We will fetch some sample data from the test dataset and submit to online endpoint for inference.

In [None]:
demo_deployment = workspace_ml_client.online_deployments.get(
    name=deployment_name,
    endpoint_name=online_endpoint_name,
)

# Get the details for online endpoint
endpoint = workspace_ml_client.online_endpoints.get(name=online_endpoint_name)

# Existing traffic details
print(endpoint.traffic)

# Get the scoring URI
print(endpoint.scoring_uri)
print(demo_deployment)

In [None]:
import base64
import json


def image_to_str(img_path) -> str:
    with open(os.path.join(dataset_dir, img_path), "rb") as f:
        encoded_image = base64.encodebytes(f.read()).decode("utf-8")
        return encoded_image


df_sample = pd.read_csv(input_csv_file_path, nrows=2)

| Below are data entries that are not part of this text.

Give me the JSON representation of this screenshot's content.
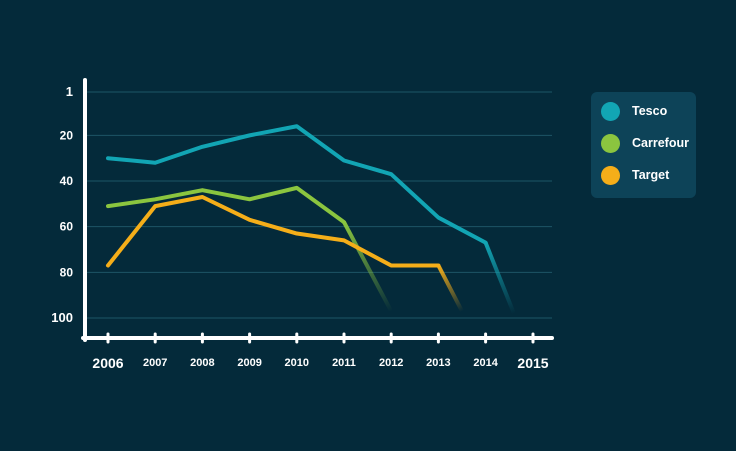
{
  "chart_data": {
    "type": "line",
    "x": [
      "2006",
      "2007",
      "2008",
      "2009",
      "2010",
      "2011",
      "2012",
      "2013",
      "2014",
      "2015"
    ],
    "y_ticks": [
      "1",
      "20",
      "40",
      "60",
      "80",
      "100"
    ],
    "y_tick_values": [
      1,
      20,
      40,
      60,
      80,
      100
    ],
    "y_reversed": true,
    "ylim": [
      1,
      108
    ],
    "grid": true,
    "legend_position": "top-right",
    "series": [
      {
        "name": "Tesco",
        "color": "#12a5b4",
        "points": [
          [
            2006,
            30
          ],
          [
            2007,
            32
          ],
          [
            2008,
            25
          ],
          [
            2009,
            20
          ],
          [
            2010,
            16
          ],
          [
            2011,
            31
          ],
          [
            2012,
            37
          ],
          [
            2013,
            56
          ],
          [
            2014,
            67
          ],
          [
            2014.6,
            98
          ]
        ],
        "fade_last": true
      },
      {
        "name": "Carrefour",
        "color": "#8bc53f",
        "points": [
          [
            2006,
            51
          ],
          [
            2007,
            48
          ],
          [
            2008,
            44
          ],
          [
            2009,
            48
          ],
          [
            2010,
            43
          ],
          [
            2011,
            58
          ],
          [
            2012,
            97
          ]
        ],
        "fade_last": true
      },
      {
        "name": "Target",
        "color": "#f5ae19",
        "points": [
          [
            2006,
            77
          ],
          [
            2007,
            51
          ],
          [
            2008,
            47
          ],
          [
            2009,
            57
          ],
          [
            2010,
            63
          ],
          [
            2011,
            66
          ],
          [
            2012,
            77
          ],
          [
            2013,
            77
          ],
          [
            2013.5,
            97
          ]
        ],
        "fade_last": true
      }
    ]
  },
  "legend": {
    "items": [
      {
        "label": "Tesco",
        "color": "#12a5b4"
      },
      {
        "label": "Carrefour",
        "color": "#8bc53f"
      },
      {
        "label": "Target",
        "color": "#f5ae19"
      }
    ]
  },
  "colors": {
    "background": "#042a3a",
    "grid": "#1d5566",
    "axis": "#ffffff",
    "legend_bg": "#0d4358"
  }
}
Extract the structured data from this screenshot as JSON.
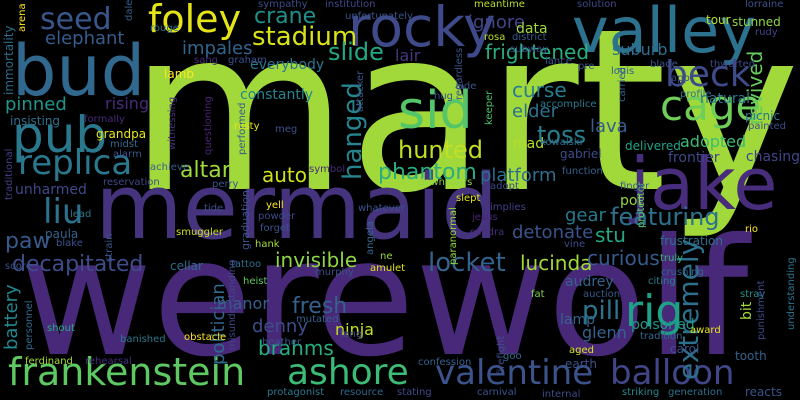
{
  "background_color": "#000000",
  "words": [
    {
      "text": "marty",
      "color": "#a2d93a"
    },
    {
      "text": "werewolf",
      "color": "#482878"
    },
    {
      "text": "mermaid",
      "color": "#46337e"
    },
    {
      "text": "jake",
      "color": "#472d7b"
    },
    {
      "text": "valley",
      "color": "#2c728e"
    },
    {
      "text": "bud",
      "color": "#31688e"
    },
    {
      "text": "rocky",
      "color": "#3e4a89"
    },
    {
      "text": "frankenstein",
      "color": "#5ec962"
    },
    {
      "text": "valentine",
      "color": "#3b528b"
    },
    {
      "text": "balloon",
      "color": "#404688"
    },
    {
      "text": "pub",
      "color": "#2a788e"
    },
    {
      "text": "sid",
      "color": "#54c568"
    },
    {
      "text": "foley",
      "color": "#e5e419"
    },
    {
      "text": "ashore",
      "color": "#3bbb75"
    },
    {
      "text": "replica",
      "color": "#2a788e"
    },
    {
      "text": "cage",
      "color": "#6ece58"
    },
    {
      "text": "beck",
      "color": "#3e4a89"
    },
    {
      "text": "liu",
      "color": "#2c728e"
    },
    {
      "text": "rig",
      "color": "#1fa187"
    },
    {
      "text": "extremely",
      "color": "#2d708e"
    },
    {
      "text": "seed",
      "color": "#39568c"
    },
    {
      "text": "stadium",
      "color": "#d8e219"
    },
    {
      "text": "hanged",
      "color": "#25848e"
    },
    {
      "text": "hunted",
      "color": "#c2df23"
    },
    {
      "text": "altar",
      "color": "#9fda3a"
    },
    {
      "text": "featuring",
      "color": "#2c728e"
    },
    {
      "text": "phantom",
      "color": "#29af7f"
    },
    {
      "text": "locket",
      "color": "#33638d"
    },
    {
      "text": "paw",
      "color": "#38598c"
    },
    {
      "text": "slide",
      "color": "#22a884"
    },
    {
      "text": "crane",
      "color": "#21918c"
    },
    {
      "text": "frightened",
      "color": "#28ae80"
    },
    {
      "text": "decapitated",
      "color": "#3e4c8a"
    },
    {
      "text": "revived",
      "color": "#67cc5c"
    },
    {
      "text": "toss",
      "color": "#27808e"
    },
    {
      "text": "fresh",
      "color": "#34618d"
    },
    {
      "text": "brahms",
      "color": "#26ad81"
    },
    {
      "text": "politician",
      "color": "#31688e"
    },
    {
      "text": "invisible",
      "color": "#8ed645"
    },
    {
      "text": "auto",
      "color": "#d0e11c"
    },
    {
      "text": "pill",
      "color": "#2b758e"
    },
    {
      "text": "lucinda",
      "color": "#a0da39"
    },
    {
      "text": "curious",
      "color": "#38598c"
    },
    {
      "text": "detonate",
      "color": "#3a548c"
    },
    {
      "text": "lava",
      "color": "#365d8d"
    },
    {
      "text": "curse",
      "color": "#287c8e"
    },
    {
      "text": "elder",
      "color": "#2c718e"
    },
    {
      "text": "impales",
      "color": "#32658e"
    },
    {
      "text": "ignore",
      "color": "#414487"
    },
    {
      "text": "elephant",
      "color": "#365c8d"
    },
    {
      "text": "denny",
      "color": "#3d4e8a"
    },
    {
      "text": "pinned",
      "color": "#1f958b"
    },
    {
      "text": "lair",
      "color": "#453882"
    },
    {
      "text": "platform",
      "color": "#2e6e8e"
    },
    {
      "text": "adopted",
      "color": "#3bbb75"
    },
    {
      "text": "stu",
      "color": "#22a884"
    },
    {
      "text": "gear",
      "color": "#2a788e"
    },
    {
      "text": "glenn",
      "color": "#33638d"
    },
    {
      "text": "manor",
      "color": "#355f8d"
    },
    {
      "text": "battery",
      "color": "#23888e"
    },
    {
      "text": "poisoned",
      "color": "#1f958b"
    },
    {
      "text": "ninja",
      "color": "#c5e021"
    },
    {
      "text": "suburb",
      "color": "#2e6d8e"
    },
    {
      "text": "constantly",
      "color": "#24868e"
    },
    {
      "text": "audrey",
      "color": "#33638d"
    },
    {
      "text": "mad",
      "color": "#b5de2b"
    },
    {
      "text": "natural",
      "color": "#2a788e"
    },
    {
      "text": "lamp",
      "color": "#32658e"
    },
    {
      "text": "pot",
      "color": "#93d741"
    },
    {
      "text": "everybody",
      "color": "#2a768e"
    },
    {
      "text": "rising",
      "color": "#472a7a"
    },
    {
      "text": "unharmed",
      "color": "#3f4889"
    },
    {
      "text": "heist",
      "color": "#5ec962"
    },
    {
      "text": "chasing",
      "color": "#404588"
    },
    {
      "text": "data",
      "color": "#a0da39"
    },
    {
      "text": "frontier",
      "color": "#3f4788"
    },
    {
      "text": "carol",
      "color": "#3b528b"
    },
    {
      "text": "earth",
      "color": "#3b528b"
    },
    {
      "text": "bit",
      "color": "#a5db36"
    },
    {
      "text": "delivered",
      "color": "#20a386"
    },
    {
      "text": "gabriel",
      "color": "#3e4c8a"
    },
    {
      "text": "frustration",
      "color": "#2d708e"
    },
    {
      "text": "crushing",
      "color": "#32658e"
    },
    {
      "text": "graduation",
      "color": "#3b528b"
    },
    {
      "text": "cellar",
      "color": "#2f6c8e"
    },
    {
      "text": "tattoo",
      "color": "#2e6e8e"
    },
    {
      "text": "hank",
      "color": "#a8db34"
    },
    {
      "text": "smuggler",
      "color": "#cde11d"
    },
    {
      "text": "forget",
      "color": "#3a548c"
    },
    {
      "text": "witnessing",
      "color": "#46307e"
    },
    {
      "text": "performed",
      "color": "#38598c"
    },
    {
      "text": "questioning",
      "color": "#482576"
    },
    {
      "text": "accomplice",
      "color": "#287d8e"
    },
    {
      "text": "attacker",
      "color": "#3a548c"
    },
    {
      "text": "profile",
      "color": "#2d708e"
    },
    {
      "text": "kowalski",
      "color": "#2e6d8e"
    },
    {
      "text": "downstairs",
      "color": "#8fd744"
    },
    {
      "text": "achieve",
      "color": "#365d8d"
    },
    {
      "text": "reservation",
      "color": "#3f4889"
    },
    {
      "text": "symbol",
      "color": "#472a7a"
    },
    {
      "text": "tide",
      "color": "#3c4f8a"
    },
    {
      "text": "yell",
      "color": "#fde725"
    },
    {
      "text": "powder",
      "color": "#3e4989"
    },
    {
      "text": "angela",
      "color": "#31688e"
    },
    {
      "text": "whatever",
      "color": "#3b528b"
    },
    {
      "text": "slept",
      "color": "#e2e418"
    },
    {
      "text": "jesus",
      "color": "#482475"
    },
    {
      "text": "sandra",
      "color": "#472f7d"
    },
    {
      "text": "paranormal",
      "color": "#95d840"
    },
    {
      "text": "vine",
      "color": "#3f4889"
    },
    {
      "text": "rio",
      "color": "#fde725"
    },
    {
      "text": "truly",
      "color": "#35b779"
    },
    {
      "text": "stray",
      "color": "#20928c"
    },
    {
      "text": "citing",
      "color": "#277f8e"
    },
    {
      "text": "auction",
      "color": "#375a8c"
    },
    {
      "text": "fat",
      "color": "#7ad151"
    },
    {
      "text": "mutated",
      "color": "#34608d"
    },
    {
      "text": "amulet",
      "color": "#e2e418"
    },
    {
      "text": "ne",
      "color": "#9bd93c"
    },
    {
      "text": "murphy",
      "color": "#3c4f8a"
    },
    {
      "text": "fang",
      "color": "#3f4889"
    },
    {
      "text": "heather",
      "color": "#3b528b"
    },
    {
      "text": "obstacle",
      "color": "#fde725"
    },
    {
      "text": "banished",
      "color": "#2a788e"
    },
    {
      "text": "misunderstanding",
      "color": "#3f4788"
    },
    {
      "text": "ferdinand",
      "color": "#a2da37"
    },
    {
      "text": "rehearsal",
      "color": "#46307e"
    },
    {
      "text": "shout",
      "color": "#25ab82"
    },
    {
      "text": "personnel",
      "color": "#2f6b8e"
    },
    {
      "text": "protagonist",
      "color": "#2a788e"
    },
    {
      "text": "resource",
      "color": "#31678e"
    },
    {
      "text": "stating",
      "color": "#3e4989"
    },
    {
      "text": "confession",
      "color": "#34618d"
    },
    {
      "text": "carnival",
      "color": "#3a548c"
    },
    {
      "text": "internal",
      "color": "#3e4a89"
    },
    {
      "text": "striking",
      "color": "#23898e"
    },
    {
      "text": "generation",
      "color": "#2d708e"
    },
    {
      "text": "reacts",
      "color": "#3a538b"
    },
    {
      "text": "firefight",
      "color": "#3c4f8a"
    },
    {
      "text": "goo",
      "color": "#2d708e"
    },
    {
      "text": "aged",
      "color": "#d8e219"
    },
    {
      "text": "tradition",
      "color": "#31688e"
    },
    {
      "text": "award",
      "color": "#e5e419"
    },
    {
      "text": "tooth",
      "color": "#34618d"
    },
    {
      "text": "punishment",
      "color": "#3e4989"
    },
    {
      "text": "understanding",
      "color": "#2b748e"
    },
    {
      "text": "picnic",
      "color": "#2a788e"
    },
    {
      "text": "painted",
      "color": "#3d4d8a"
    },
    {
      "text": "carried",
      "color": "#32648e"
    },
    {
      "text": "protector",
      "color": "#5cc863"
    },
    {
      "text": "finger",
      "color": "#3b528b"
    },
    {
      "text": "function",
      "color": "#34618d"
    },
    {
      "text": "adopt",
      "color": "#3e4a89"
    },
    {
      "text": "keeper",
      "color": "#4ac16d"
    },
    {
      "text": "hug",
      "color": "#3a538b"
    },
    {
      "text": "aide",
      "color": "#3b528b"
    },
    {
      "text": "regardless",
      "color": "#3b528b"
    },
    {
      "text": "implies",
      "color": "#424086"
    },
    {
      "text": "district",
      "color": "#38598c"
    },
    {
      "text": "subway",
      "color": "#3d4e8a"
    },
    {
      "text": "rosa",
      "color": "#b8de29"
    },
    {
      "text": "meantime",
      "color": "#bade28"
    },
    {
      "text": "solution",
      "color": "#3f4889"
    },
    {
      "text": "lorraine",
      "color": "#3b528b"
    },
    {
      "text": "tour",
      "color": "#b8de29"
    },
    {
      "text": "stunned",
      "color": "#90d743"
    },
    {
      "text": "rudy",
      "color": "#414487"
    },
    {
      "text": "thwarted",
      "color": "#3e4989"
    },
    {
      "text": "app",
      "color": "#3e4a89"
    },
    {
      "text": "blade",
      "color": "#3b528b"
    },
    {
      "text": "louis",
      "color": "#34618d"
    },
    {
      "text": "pre",
      "color": "#3b528b"
    },
    {
      "text": "lance",
      "color": "#3a548c"
    },
    {
      "text": "sympathy",
      "color": "#3e4c8a"
    },
    {
      "text": "institution",
      "color": "#3e4989"
    },
    {
      "text": "unfortunately",
      "color": "#3b528b"
    },
    {
      "text": "dale",
      "color": "#355e8d"
    },
    {
      "text": "rouge",
      "color": "#2e6e8e"
    },
    {
      "text": "sang",
      "color": "#472d7b"
    },
    {
      "text": "graham",
      "color": "#3b528b"
    },
    {
      "text": "lamb",
      "color": "#fde725"
    },
    {
      "text": "grandpa",
      "color": "#e7e419"
    },
    {
      "text": "alarm",
      "color": "#3a548c"
    },
    {
      "text": "midst",
      "color": "#31688e"
    },
    {
      "text": "meg",
      "color": "#3b528b"
    },
    {
      "text": "insisting",
      "color": "#2d708e"
    },
    {
      "text": "formally",
      "color": "#472a7a"
    },
    {
      "text": "immortality",
      "color": "#2e6e8e"
    },
    {
      "text": "arena",
      "color": "#fde725"
    },
    {
      "text": "traditional",
      "color": "#424086"
    },
    {
      "text": "perry",
      "color": "#3b528b"
    },
    {
      "text": "paula",
      "color": "#34618d"
    },
    {
      "text": "blake",
      "color": "#3b528b"
    },
    {
      "text": "lead",
      "color": "#2a788e"
    },
    {
      "text": "strain",
      "color": "#3a548c"
    },
    {
      "text": "score",
      "color": "#3b528b"
    },
    {
      "text": "rusty",
      "color": "#e5e419"
    }
  ]
}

# We can pass image either as azureml url on data asset or as a base64 encoded string.
# Here, we will be passing base64 encoded string.
df_sample[image_column_name] = df_sample.apply(
    lambda x: image_to_str(x[image_column_name]), axis=1
)

request_json = {
    "input_data": {
        "columns": df_sample.columns.values.tolist(),
        "data": df_sample.values.tolist(),
    }
}

# Create request json
request_file_name = "sample_request_data.json"
with open(request_file_name, "w") as request_file:
    json.dump(request_json, request_file)

In [None]:
# Score the sample_score.json file using the online endpoint with the azureml endpoint invoke method
response = workspace_ml_client.online_endpoints.invoke(
    endpoint_name=online_endpoint_name,
    deployment_name=demo_deployment.name,
    request_file=request_file_name,
)
print(f"raw response: {response}\n")

In [None]:
response

### 6. Clean up resources - delete the online endpoint
Don't forget to delete the online endpoint, else you will leave the billing meter running for the compute used by the endpoint.

In [None]:
workspace_ml_client.online_endpoints.begin_delete(name=online_endpoint_name).wait()